Malawi–Mozambique relations
- Malawi: Mozambique

= Malawi–Mozambique relations =

Malawi–Mozambique relations refers to the current and historical relationship between the countries of Malawi and Mozambique. As Malawi shares a large border with Mozambique, much of the substance of their foreign relations pertain to the border separating the two nations. Both of the sovereign states have amicably agreed that lacustrine borders on Lake Malawi remain the largest priority between the two countries, as the exploitation of natural resources within the waters of Lake Malawi remain an issue the two countries continue to resolve. The moment considered an act of generosity and sympathy within the two countries relations is when, during the Mozambique Civil War, Malawi housed over one million Mozambican refugees between 1985 and 1995. After this gesture, Malawian relations with Mozambique crumbled under the tenure of Bingu wa Mutharika, notoriously reaching a nadir when Malawian police launched a raid into Mozambique's territory. Both countries are members of the African Union, Commonwealth of Nations and Non-Aligned Movement.

==Lake Malawi border==
In 1954, an agreement was signed between the British and the Portuguese colonial powers making the middle of Lake Nyasa their boundary with the exception of Chizumulu Island and Likoma Island, which were kept by the British and are now part of Malawi. These islands lie just a few kilometres from Mozambique and are surrounded by Mozambican territorial waters, but remain exclaves of Malawi. This came about because the islands were colonised by Anglican missionaries spreading east from Nyasaland, rather than by the Portuguese who colonised Mozambique.

The lacustrine border between Malawi and Mozambique on Lake Nyasa has been the subject of tension between the nations, since the age of resource exploitation on the lake. The discovery of oil and subsequent drilling provided an impetus for diplomatic rows, but the two nations have worked hard to prevent this from occurring. A recent JPCC (Joint Permanent Commission of Cooperation) meeting in Lilongwe attended by both countries' respective foreign minister galvanized the desire for affirmation of the countries' borders, even before any petroleum drilling begins. Said Malawi's foreign minister Ephraim Chiume: "Border re-affirmation exercise is progressing well but I urge those doing it to speed up the process so that we can commence mineral resources exploration in a harmonious way." The Mozambican foreign minister, Oldemiro Baloi, also set forth the same position, stating: "Mozambique is very much interested in moving towards the establishment of legal mechanism to improve the cooperation in the field of shared resources and with regard to mineral exploration, we are waiting for the affirmation of the boundaries between our two countries."

==Shire and Zambezi rivers==
The Shire River, tributary of the Zambezi River, meanders through both Malawi and Mozambique. The two countries' presidents recently signed an agreement regarding the Shire-Zambezi waterway, a path for exports and imports to travel to/from Malawi, as opposed to the alternative road transport. The waterway connects the Malawian port of Nsanje with the Mozambican port of Beira and is traveled extensively by watercraft. Recently, the waterway has caused difficulty for the country, but the misunderstandings have been put aside, and the waterway is jointly administered by Malawi and Mozambique. Mozambican newspaper Notícias reported that this agreement was signed in May 2012 by Mozambican President Armando Guebuza and his Malawian counterpart, Joyce Banda. Earlier, when the port was inaugurated, Mozambique confiscated trial barges that were sent down the Zambezi.

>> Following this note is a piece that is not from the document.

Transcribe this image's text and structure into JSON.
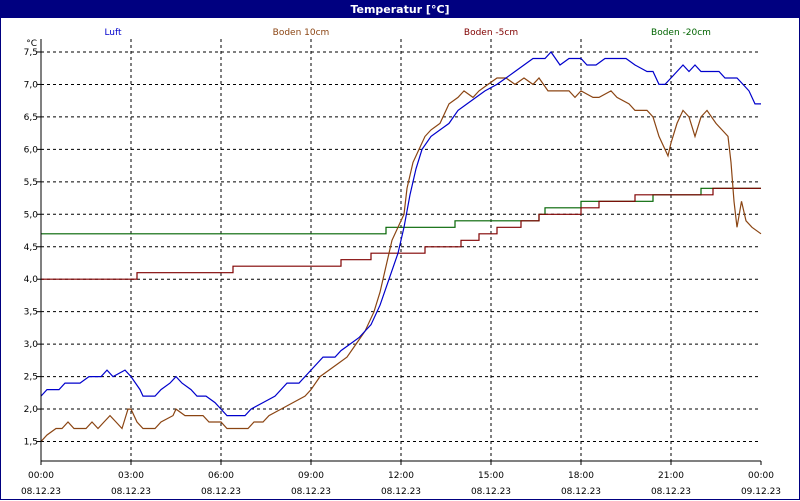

==Mozambican refugee situation==
During and in the aftermath of the Mozambique Civil War, Malawi housed more than one million Mozambican refugees. The refugee crisis placed a substantial strain on Malawi's economy but also drew significant inflows of international assistance. In the Nsanje district alone, more than 220,000 refugees made the area their abode, outnumbering the local population and often suffering from ailments and maladies such as malaria, bilharzia, diarrhea, severe malnutrition and leprosy. In a July 1998 New York Times piece, the newspaper stated that "hundreds more come across the border each day, with no end in sight." However, the Malawian government was sympathetic to these victims of war, and provided them with rudimentary needs such as medical attention, shelter, food, water, and clothes. Despite the innumerable odds against success, the Malawian government was mostly successful in the repatriation efforts towards the Mozambican refugees, with the process being lauded as a great success by many international observers.

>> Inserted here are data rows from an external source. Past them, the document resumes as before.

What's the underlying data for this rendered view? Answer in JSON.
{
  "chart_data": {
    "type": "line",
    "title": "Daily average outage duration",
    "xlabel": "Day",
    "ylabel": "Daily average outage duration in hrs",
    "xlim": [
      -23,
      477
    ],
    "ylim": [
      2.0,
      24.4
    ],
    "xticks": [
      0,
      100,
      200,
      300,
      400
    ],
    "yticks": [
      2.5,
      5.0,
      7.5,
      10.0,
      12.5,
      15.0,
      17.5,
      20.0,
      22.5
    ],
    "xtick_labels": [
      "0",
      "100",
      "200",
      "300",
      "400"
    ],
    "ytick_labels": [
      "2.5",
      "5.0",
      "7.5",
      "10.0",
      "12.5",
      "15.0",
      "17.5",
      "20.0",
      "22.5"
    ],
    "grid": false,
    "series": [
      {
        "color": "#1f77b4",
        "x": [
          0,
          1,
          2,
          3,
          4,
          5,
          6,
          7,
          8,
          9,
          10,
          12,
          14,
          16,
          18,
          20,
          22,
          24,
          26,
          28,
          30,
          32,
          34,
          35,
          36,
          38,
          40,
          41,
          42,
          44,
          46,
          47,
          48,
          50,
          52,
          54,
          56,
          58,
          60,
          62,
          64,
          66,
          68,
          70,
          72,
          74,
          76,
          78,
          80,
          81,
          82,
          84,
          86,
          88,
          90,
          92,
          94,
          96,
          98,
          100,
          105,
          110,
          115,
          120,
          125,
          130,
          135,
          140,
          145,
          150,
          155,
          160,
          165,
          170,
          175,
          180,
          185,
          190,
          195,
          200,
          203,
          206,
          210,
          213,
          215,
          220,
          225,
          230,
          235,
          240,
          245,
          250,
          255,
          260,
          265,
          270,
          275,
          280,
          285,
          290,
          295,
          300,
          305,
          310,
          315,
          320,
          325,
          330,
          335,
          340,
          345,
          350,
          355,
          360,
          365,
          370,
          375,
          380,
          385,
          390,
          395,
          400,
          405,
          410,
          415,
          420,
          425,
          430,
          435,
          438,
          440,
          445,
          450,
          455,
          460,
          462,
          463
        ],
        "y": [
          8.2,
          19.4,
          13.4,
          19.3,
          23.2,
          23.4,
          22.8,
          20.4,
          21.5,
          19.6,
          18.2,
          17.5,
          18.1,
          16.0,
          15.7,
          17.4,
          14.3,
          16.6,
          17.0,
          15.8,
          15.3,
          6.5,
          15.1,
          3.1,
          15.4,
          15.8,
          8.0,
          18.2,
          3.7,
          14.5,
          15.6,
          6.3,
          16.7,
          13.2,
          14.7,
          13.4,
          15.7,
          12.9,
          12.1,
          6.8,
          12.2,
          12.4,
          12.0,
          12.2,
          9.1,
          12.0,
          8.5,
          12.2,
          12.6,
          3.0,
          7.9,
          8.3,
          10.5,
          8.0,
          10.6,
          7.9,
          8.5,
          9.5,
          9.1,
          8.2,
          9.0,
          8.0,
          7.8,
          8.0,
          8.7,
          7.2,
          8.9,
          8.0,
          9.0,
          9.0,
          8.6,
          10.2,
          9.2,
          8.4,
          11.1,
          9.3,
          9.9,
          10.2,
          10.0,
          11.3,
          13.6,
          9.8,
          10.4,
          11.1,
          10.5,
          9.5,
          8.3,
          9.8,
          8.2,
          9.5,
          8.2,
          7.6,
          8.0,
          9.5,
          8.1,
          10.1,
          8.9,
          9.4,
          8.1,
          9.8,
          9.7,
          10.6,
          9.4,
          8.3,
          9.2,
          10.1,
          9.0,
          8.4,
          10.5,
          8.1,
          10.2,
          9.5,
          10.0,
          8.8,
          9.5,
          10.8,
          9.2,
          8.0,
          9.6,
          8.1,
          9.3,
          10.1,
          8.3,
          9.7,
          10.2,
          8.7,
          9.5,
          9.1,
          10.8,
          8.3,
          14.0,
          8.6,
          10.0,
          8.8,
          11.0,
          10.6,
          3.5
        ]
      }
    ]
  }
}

==International transport==
In addition to the earlier mentioned Shire-Zambezi Waterway, Malawi and Mozambique share many cooperatively congruous highways and roads, along with routes on the Central East African Railway, including the centerpiece line running between the railways dual operational headquarters of Limbe and Nacala.

==Energy==
Malawi is known throughout the world for its dearth of energy, sustainable or non-sustainable. In order to combat this, Malawi recently signed an agreement with Mozambique that allows cooperative employment (usage) of the Cahora Bassa hydroelectric dam. The deal was earlier proposed in 2008, but stalled due to cost concerns.

==Resident diplomatic missions==
- Malawi has a high commission in Maputo.
- Mozambique has a high commission in Lilongwe and a consulate-general in Blantyre.